Republicans are so strait-jacketed by their “pledge” never to raise any taxes that any Republican suggesting the closing of subsidies to big oil or ethanol makers? is considered a profile in courage. And now, the conservative arch-druid Sen. Jim DeMint adds a new litmus test for any presidential candidate: He or she must not only embrace the no-tax pledge but promise to pass a constitutional amendment to balance the budget. This inanity, left over from Newt Gingrich’s 1994 “Contract With America,” will now be a feature of Republican presidential debates.

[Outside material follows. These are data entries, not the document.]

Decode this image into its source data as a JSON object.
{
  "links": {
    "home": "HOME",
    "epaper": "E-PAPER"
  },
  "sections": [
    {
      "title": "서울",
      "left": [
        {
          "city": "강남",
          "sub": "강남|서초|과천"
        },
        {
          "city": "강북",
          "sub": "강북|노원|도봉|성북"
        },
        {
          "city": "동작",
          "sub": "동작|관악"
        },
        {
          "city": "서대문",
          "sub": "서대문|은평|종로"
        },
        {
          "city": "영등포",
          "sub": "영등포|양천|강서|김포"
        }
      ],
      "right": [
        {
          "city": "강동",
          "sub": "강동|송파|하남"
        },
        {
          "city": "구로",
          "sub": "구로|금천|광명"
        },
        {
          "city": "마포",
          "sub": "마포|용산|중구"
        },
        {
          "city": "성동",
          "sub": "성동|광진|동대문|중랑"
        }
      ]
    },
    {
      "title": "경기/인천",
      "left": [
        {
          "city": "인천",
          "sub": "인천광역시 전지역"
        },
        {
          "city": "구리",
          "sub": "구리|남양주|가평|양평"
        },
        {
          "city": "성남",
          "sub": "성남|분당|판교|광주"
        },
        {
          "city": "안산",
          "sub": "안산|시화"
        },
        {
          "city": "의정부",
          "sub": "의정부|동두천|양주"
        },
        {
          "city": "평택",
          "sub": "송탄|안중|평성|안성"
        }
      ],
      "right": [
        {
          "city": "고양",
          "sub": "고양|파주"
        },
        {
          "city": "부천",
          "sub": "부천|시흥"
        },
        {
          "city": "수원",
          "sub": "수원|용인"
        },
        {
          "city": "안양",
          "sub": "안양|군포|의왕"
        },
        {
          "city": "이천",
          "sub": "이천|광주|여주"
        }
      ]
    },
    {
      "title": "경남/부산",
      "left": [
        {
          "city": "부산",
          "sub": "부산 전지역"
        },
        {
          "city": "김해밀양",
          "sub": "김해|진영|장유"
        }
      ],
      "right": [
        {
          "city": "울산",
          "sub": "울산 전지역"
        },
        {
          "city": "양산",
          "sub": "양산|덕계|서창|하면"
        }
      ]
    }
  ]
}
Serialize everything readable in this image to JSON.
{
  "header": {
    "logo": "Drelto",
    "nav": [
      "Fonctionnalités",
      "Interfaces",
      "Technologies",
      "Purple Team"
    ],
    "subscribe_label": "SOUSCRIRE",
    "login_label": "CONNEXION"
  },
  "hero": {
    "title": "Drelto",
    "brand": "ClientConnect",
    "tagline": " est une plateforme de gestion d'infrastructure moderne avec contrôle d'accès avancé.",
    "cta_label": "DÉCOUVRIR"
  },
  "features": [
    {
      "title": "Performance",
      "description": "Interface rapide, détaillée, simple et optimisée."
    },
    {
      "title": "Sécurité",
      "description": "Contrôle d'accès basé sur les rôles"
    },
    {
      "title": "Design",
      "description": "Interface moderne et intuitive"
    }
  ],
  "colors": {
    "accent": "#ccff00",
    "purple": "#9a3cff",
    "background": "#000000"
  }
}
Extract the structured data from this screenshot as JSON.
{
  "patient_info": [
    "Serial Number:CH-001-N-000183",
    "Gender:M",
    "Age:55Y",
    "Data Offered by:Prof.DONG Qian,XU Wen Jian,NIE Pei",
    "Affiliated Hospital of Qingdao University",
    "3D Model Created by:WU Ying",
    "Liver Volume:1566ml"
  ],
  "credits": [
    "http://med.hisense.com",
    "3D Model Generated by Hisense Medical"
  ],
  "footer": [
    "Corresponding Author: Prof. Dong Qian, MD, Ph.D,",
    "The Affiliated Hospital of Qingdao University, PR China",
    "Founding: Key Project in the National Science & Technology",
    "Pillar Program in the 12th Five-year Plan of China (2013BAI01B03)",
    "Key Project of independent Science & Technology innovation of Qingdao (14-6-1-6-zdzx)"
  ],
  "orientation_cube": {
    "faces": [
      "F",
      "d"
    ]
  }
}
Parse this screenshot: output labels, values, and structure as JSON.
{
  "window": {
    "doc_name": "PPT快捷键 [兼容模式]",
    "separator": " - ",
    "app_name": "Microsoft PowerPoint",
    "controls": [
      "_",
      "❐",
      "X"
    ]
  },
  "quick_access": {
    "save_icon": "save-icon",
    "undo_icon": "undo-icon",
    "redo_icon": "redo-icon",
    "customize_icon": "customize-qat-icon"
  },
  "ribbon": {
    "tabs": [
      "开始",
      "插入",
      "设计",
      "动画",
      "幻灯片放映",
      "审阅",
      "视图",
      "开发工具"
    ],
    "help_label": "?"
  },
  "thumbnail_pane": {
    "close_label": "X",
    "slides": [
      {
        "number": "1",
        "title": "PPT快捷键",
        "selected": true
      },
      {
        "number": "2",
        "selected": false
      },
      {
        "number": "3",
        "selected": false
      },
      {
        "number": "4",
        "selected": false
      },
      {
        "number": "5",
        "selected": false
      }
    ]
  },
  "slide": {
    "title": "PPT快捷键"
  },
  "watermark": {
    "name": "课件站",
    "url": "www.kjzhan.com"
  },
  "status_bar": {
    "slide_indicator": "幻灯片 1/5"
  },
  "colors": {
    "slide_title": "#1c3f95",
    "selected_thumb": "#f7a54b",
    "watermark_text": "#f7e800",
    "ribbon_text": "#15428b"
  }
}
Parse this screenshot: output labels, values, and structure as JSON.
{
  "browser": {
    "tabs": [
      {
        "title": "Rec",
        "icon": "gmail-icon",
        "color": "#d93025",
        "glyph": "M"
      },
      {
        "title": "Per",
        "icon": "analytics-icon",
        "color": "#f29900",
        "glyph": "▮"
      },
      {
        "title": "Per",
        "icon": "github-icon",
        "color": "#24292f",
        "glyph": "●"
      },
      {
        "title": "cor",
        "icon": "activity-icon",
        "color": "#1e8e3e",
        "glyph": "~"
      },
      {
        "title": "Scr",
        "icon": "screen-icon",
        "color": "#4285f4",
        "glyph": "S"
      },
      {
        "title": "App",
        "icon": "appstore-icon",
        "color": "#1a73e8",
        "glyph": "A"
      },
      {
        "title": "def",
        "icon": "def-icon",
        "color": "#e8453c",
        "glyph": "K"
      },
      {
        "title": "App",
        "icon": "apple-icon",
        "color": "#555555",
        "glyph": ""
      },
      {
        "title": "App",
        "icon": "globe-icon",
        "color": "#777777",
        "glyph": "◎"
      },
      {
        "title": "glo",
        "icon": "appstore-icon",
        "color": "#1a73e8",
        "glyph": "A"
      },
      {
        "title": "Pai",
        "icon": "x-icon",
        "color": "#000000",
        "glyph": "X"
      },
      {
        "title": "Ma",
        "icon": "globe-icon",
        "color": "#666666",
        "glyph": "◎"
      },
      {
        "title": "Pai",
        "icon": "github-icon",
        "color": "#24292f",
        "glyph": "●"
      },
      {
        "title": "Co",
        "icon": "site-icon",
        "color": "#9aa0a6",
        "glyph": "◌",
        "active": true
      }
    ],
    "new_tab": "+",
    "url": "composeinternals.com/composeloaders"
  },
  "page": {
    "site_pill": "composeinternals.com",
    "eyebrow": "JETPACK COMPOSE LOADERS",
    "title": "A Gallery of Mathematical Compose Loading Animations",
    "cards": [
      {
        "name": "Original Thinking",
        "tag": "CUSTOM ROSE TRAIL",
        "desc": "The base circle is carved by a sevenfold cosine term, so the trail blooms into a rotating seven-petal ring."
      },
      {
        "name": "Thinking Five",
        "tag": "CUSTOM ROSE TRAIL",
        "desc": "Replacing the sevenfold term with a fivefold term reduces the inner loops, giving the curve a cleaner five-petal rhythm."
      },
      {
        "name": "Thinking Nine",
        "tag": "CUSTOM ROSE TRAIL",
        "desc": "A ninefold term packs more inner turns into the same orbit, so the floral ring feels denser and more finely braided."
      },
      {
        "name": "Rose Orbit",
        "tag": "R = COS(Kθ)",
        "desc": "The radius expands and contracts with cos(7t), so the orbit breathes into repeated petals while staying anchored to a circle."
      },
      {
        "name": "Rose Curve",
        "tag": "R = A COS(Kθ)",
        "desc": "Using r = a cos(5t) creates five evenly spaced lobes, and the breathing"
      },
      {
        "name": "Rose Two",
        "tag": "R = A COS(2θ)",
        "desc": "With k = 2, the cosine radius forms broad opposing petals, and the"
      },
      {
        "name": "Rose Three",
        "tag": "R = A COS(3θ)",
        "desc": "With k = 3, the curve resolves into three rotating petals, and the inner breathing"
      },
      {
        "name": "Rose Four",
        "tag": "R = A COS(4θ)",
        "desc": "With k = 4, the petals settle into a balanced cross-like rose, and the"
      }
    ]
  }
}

Not that the Republican field, now in full-body pander to its base, will have trouble saluting. It seems in a rush to the ridiculous. Former Minnesota governor Tim Pawlenty, reputed to be one of the “adults” in the field, put out an economic plan that features a repeal of all taxes on corporations, additional deep cuts in tax rates for the rich and a “Google test” for dismantling government (that is, if any good or service can be found on the Internet, the government should let the private sector provide it). He asserted that 5 percent growth would result, eventually bringing the budget into balance, so he happily signed up for the DeMint pledge.